Probability in linguistic typology

Elena Maslova

University of Bielefeld (17-19 July, 2006)

C01-273, 9.00-18.00

Two major objectives of this course are

- to bring the students up to date with the theoretical research in quantitative typology, that is, with the existing methods of drawing linguistic inferences from statistical cross-linguistic data, and
- to provide them with the basic probability-theoretic knowledge needed to understand how evidence from cross-linguistic distributions can and cannot be used in linguistic theory.

If you want to take this course for credit (3LP), a term paper (ca. 15 pages) is required. It can be either a critical analysis of linguistic inferences from statistical evidence in two or more thematically related typological studies, or a statistical typological investigation of your own (e.g. testing a specific hypothesis), which can be based on published typological databases. The paper can be written in English or in German. A preliminary version for comments must be submitted by the end of November (2006). The final version must be submitted by the end of January (2007).

**
**

- Introductory
- Overview of the course. Practical matters. A preliminary overview of research in quantitative typology
- Statistical data and statistical inference. Inferences and explanations in typology

*The
two introductory lectures give an overview of the history of
quantitative typology and its major methodological issues. We will
see how statistical tests and (mostly implicitly) probabilistic
concepts have been invoked in typological research, and why we need a
better understanding of the basics of probability theory in order to
build a more solid methodological foundation for this branch of
linguistics.*

**
**

**Probabilities and random variables**- Probability. Independence. Conditional probabilities
- Random variables and their distributions. Properties of expected values, means, variance etc.
- Correlations and dependencies.
- An interim summary: statistical analysis of cross-linguistic distributions

*Judging from the titles, the next three lectures may look as though they
come from an introduction to probability theory, rather than from a
course in linguistic typology. The point is, however, to introduce
the absolutely necessary probability-theoretic concepts with direct
reference to their typological applications. So, for instance, we
will discuss not just the abstract concept of independence, but also
its relation to the problem of “independence of languages”,
probably the most widely known methodological problem of linguistic
typology; not just correlations, but also the probabilistic sense of
implicational universals, etc. More generally, all examples and
exercises will come directly from typological studies.*

*As
a way to consolidate the probability-theoretic basics discussed so
far, we will critically examine some influential typological studies
which heavily rely on statistical inferences (and, sometimes
implicitly, on probabilistic concepts).

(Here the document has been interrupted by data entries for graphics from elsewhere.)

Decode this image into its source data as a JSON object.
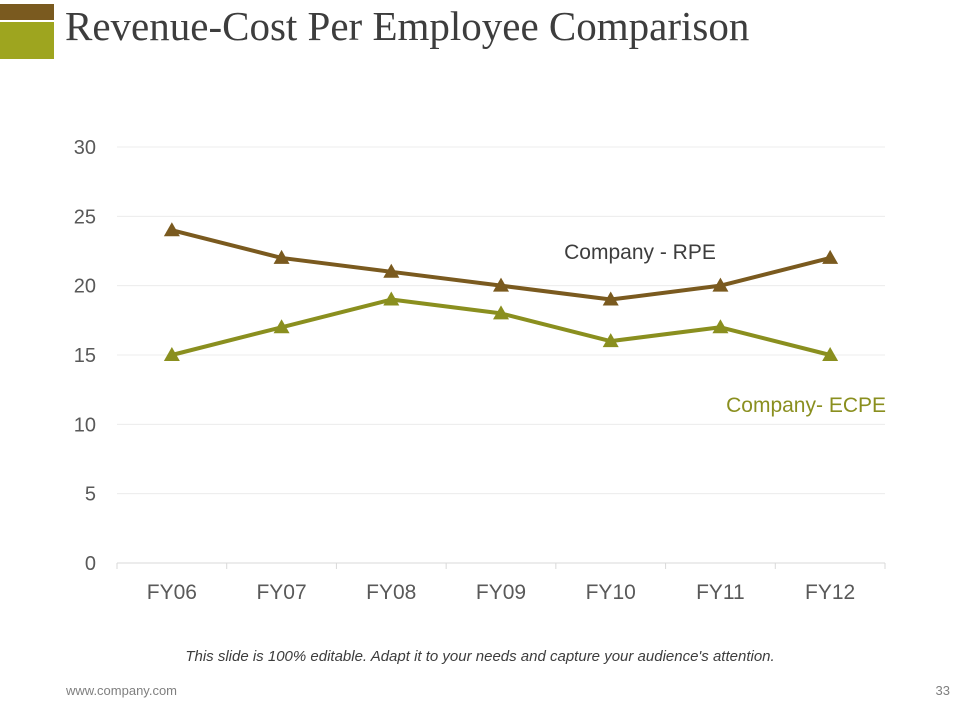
{
  "slide": {
    "title": "Revenue-Cost Per Employee Comparison",
    "caption": "This slide is 100% editable. Adapt it to your needs and capture your audience's attention.",
    "footer_url": "www.company.com",
    "page_number": "33"
  },
  "colors": {
    "accent_dark": "#7a5a1f",
    "accent_light": "#9ea51f",
    "rpe": "#7a5a1f",
    "ecpe": "#8a8f1f"
  },
  "chart_data": {
    "type": "line",
    "title": "",
    "xlabel": "",
    "ylabel": "",
    "categories": [
      "FY06",
      "FY07",
      "FY08",
      "FY09",
      "FY10",
      "FY11",
      "FY12"
    ],
    "ylim": [
      0,
      30
    ],
    "yticks": [
      0,
      5,
      10,
      15,
      20,
      25,
      30
    ],
    "grid": true,
    "marker": "triangle",
    "series": [
      {
        "name": "Company - RPE",
        "values": [
          24,
          22,
          21,
          20,
          19,
          20,
          22
        ]
      },
      {
        "name": "Company- ECPE",
        "values": [
          15,
          17,
          19,
          18,
          16,
          17,
          15
        ]
      }
    ]
  }
}
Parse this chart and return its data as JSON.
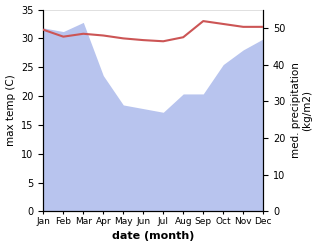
{
  "months": [
    1,
    2,
    3,
    4,
    5,
    6,
    7,
    8,
    9,
    10,
    11,
    12
  ],
  "month_labels": [
    "Jan",
    "Feb",
    "Mar",
    "Apr",
    "May",
    "Jun",
    "Jul",
    "Aug",
    "Sep",
    "Oct",
    "Nov",
    "Dec"
  ],
  "temperature": [
    31.5,
    30.3,
    30.8,
    30.5,
    30.0,
    29.7,
    29.5,
    30.2,
    33.0,
    32.5,
    32.0,
    32.0
  ],
  "precipitation": [
    50.0,
    49.0,
    51.5,
    37.0,
    29.0,
    28.0,
    27.0,
    32.0,
    32.0,
    40.0,
    44.0,
    47.0
  ],
  "temp_color": "#cc5555",
  "precip_color": "#b8c4ee",
  "left_ylim": [
    0,
    35
  ],
  "left_yticks": [
    0,
    5,
    10,
    15,
    20,
    25,
    30,
    35
  ],
  "right_ylim": [
    0,
    55
  ],
  "right_yticks": [
    0,
    10,
    20,
    30,
    40,
    50
  ],
  "xlabel": "date (month)",
  "ylabel_left": "max temp (C)",
  "ylabel_right": "med. precipitation\n(kg/m2)",
  "figsize": [
    3.18,
    2.47
  ],
  "dpi": 100
}
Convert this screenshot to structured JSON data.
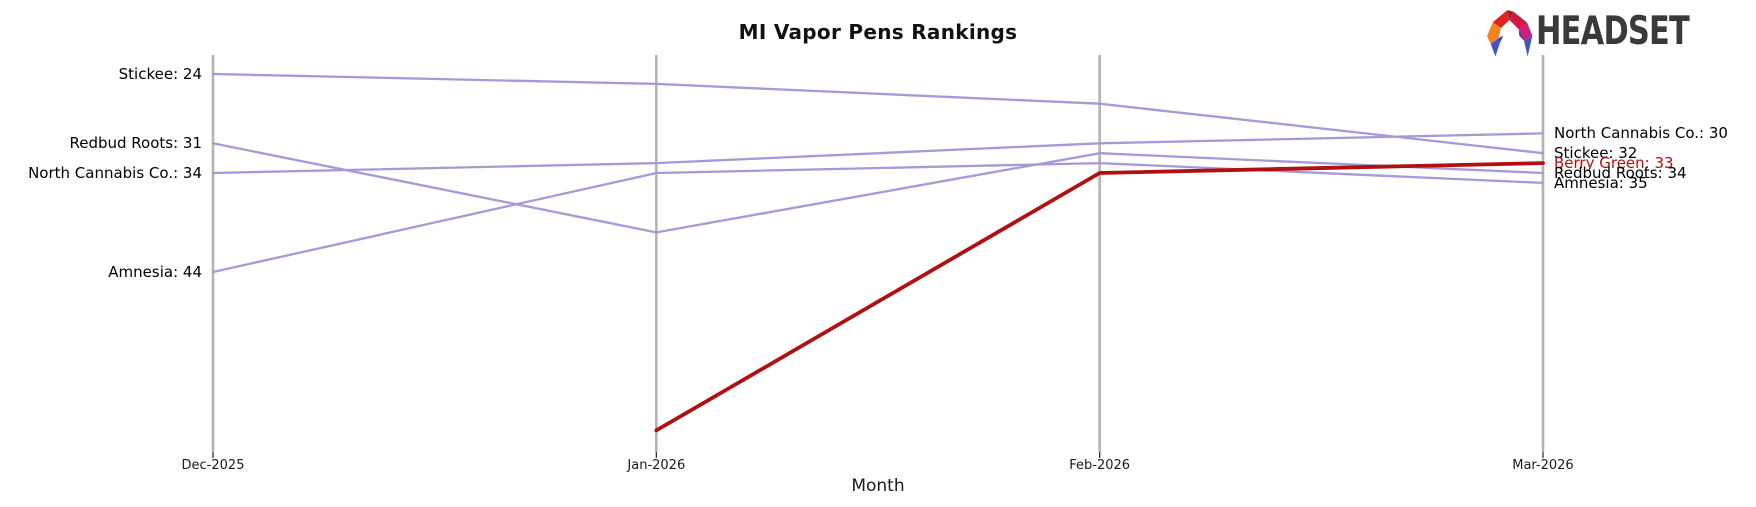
{
  "title": "MI Vapor Pens Rankings",
  "logo": {
    "text": "HEADSET"
  },
  "chart_data": {
    "type": "line",
    "subtype": "bump-ranking",
    "title": "MI Vapor Pens Rankings",
    "xlabel": "Month",
    "ylabel": "",
    "x_categories": [
      "Dec-2025",
      "Jan-2026",
      "Feb-2026",
      "Mar-2026"
    ],
    "y_inverted": true,
    "y_range_visible": [
      22,
      62
    ],
    "grid": "vertical-month-axes-only",
    "legend_position": "inline-edge-labels",
    "series": [
      {
        "name": "Stickee",
        "values": [
          24,
          25,
          27,
          32
        ],
        "color": "#a39ad8",
        "highlighted": false
      },
      {
        "name": "Redbud Roots",
        "values": [
          31,
          40,
          32,
          34
        ],
        "color": "#a39ad8",
        "highlighted": false
      },
      {
        "name": "North Cannabis Co.",
        "values": [
          34,
          33,
          31,
          30
        ],
        "color": "#a39ad8",
        "highlighted": false
      },
      {
        "name": "Amnesia",
        "values": [
          44,
          34,
          33,
          35
        ],
        "color": "#a39ad8",
        "highlighted": false
      },
      {
        "name": "Berry Green",
        "values": [
          null,
          60,
          34,
          33
        ],
        "color": "#b11010",
        "highlighted": true
      }
    ],
    "left_labels": [
      {
        "text": "Stickee: 24",
        "rank": 24,
        "color": "#000000"
      },
      {
        "text": "Redbud Roots: 31",
        "rank": 31,
        "color": "#000000"
      },
      {
        "text": "North Cannabis Co.: 34",
        "rank": 34,
        "color": "#000000"
      },
      {
        "text": "Amnesia: 44",
        "rank": 44,
        "color": "#000000"
      }
    ],
    "right_labels": [
      {
        "text": "North Cannabis Co.: 30",
        "rank": 30,
        "color": "#000000"
      },
      {
        "text": "Stickee: 32",
        "rank": 32,
        "color": "#000000"
      },
      {
        "text": "Berry Green: 33",
        "rank": 33,
        "color": "#b11010"
      },
      {
        "text": "Redbud Roots: 34",
        "rank": 34,
        "color": "#000000"
      },
      {
        "text": "Amnesia: 35",
        "rank": 35,
        "color": "#000000"
      }
    ],
    "colors": {
      "line": "#a39ad8",
      "highlight": "#b11010",
      "axis": "#b3b3b3",
      "tick": "#222222"
    }
  }
}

Among other things, this
analysis will demonstrate that another probability-theoretic domain
has to be explored, namely, random processes.*

**
**

**Random processes**- Introduction to random processes
- Non-linguistic random processes in the language population
- Language change as a random process. Ergodic hypothesis.
- Random processes and cross-linguistic distributions

*Having introduced the mathematical concept of random process in the first lecture, we will move to a discussion of random processes going on in the language population and various approaches to modelling these processes. In the final lecture of this part of the course, we'll see how the effects of different random processes might be reflected in the modern cross-linguistic distribution.*

**
**

**From theory to applications**- Limiting distributions, statistical convergence, large numbers
- Sampling, statistics, tests of hypotheses

*The
last two lectures establish the missing links between the theoretical
issues discussed in the course and tests and recommendations one finds
find in statistical textbooks. The major goal is to give the students the
basic tools to approach a typological study of their own in an
informed manner, as well as to understand and analyze other
typological studies relying on statistical evidence. In particular,
we will return to methodological issues outlined in the introductory
part of the course and see whether (and if yes, how) they can be
resolved.
*

**
Bibliogrpahy**

**
Course plan**

17.07.2006 | 9.15-10.45 | 1. Introductory |

11.00-12.30 | 2. Statistical inferences | |

14.30-16.00 | 3. Probabilities | |

16.15-17.45 | 4. Random variables | |

18.07.2006 | 9.15-10.45 | 5. Correlations and dependencies. |

11.00-12.30 | 6.Analysis of cross-linguistic distributions | |

14.30-16.00 | 7. Random processes | |

16.15-17.45 | 8. Non-linguistic random processes. | |

19.07.2006 | 9.15-10.45 | 9. Language change as a random processes. |

11.00-12.30 | 10. Random processes and cross-lingusitic distributions. | |

14.30-16.00 | 11. Statistical convergence | |

16.15-17.45 | 12. Sampling, tests of hypotheses | |

17-19.07.2006 | 13.45-14.15, 18.00-18.30 | Questions (Sprechstunde), as needed |

Exact times are given (no academic delays)! |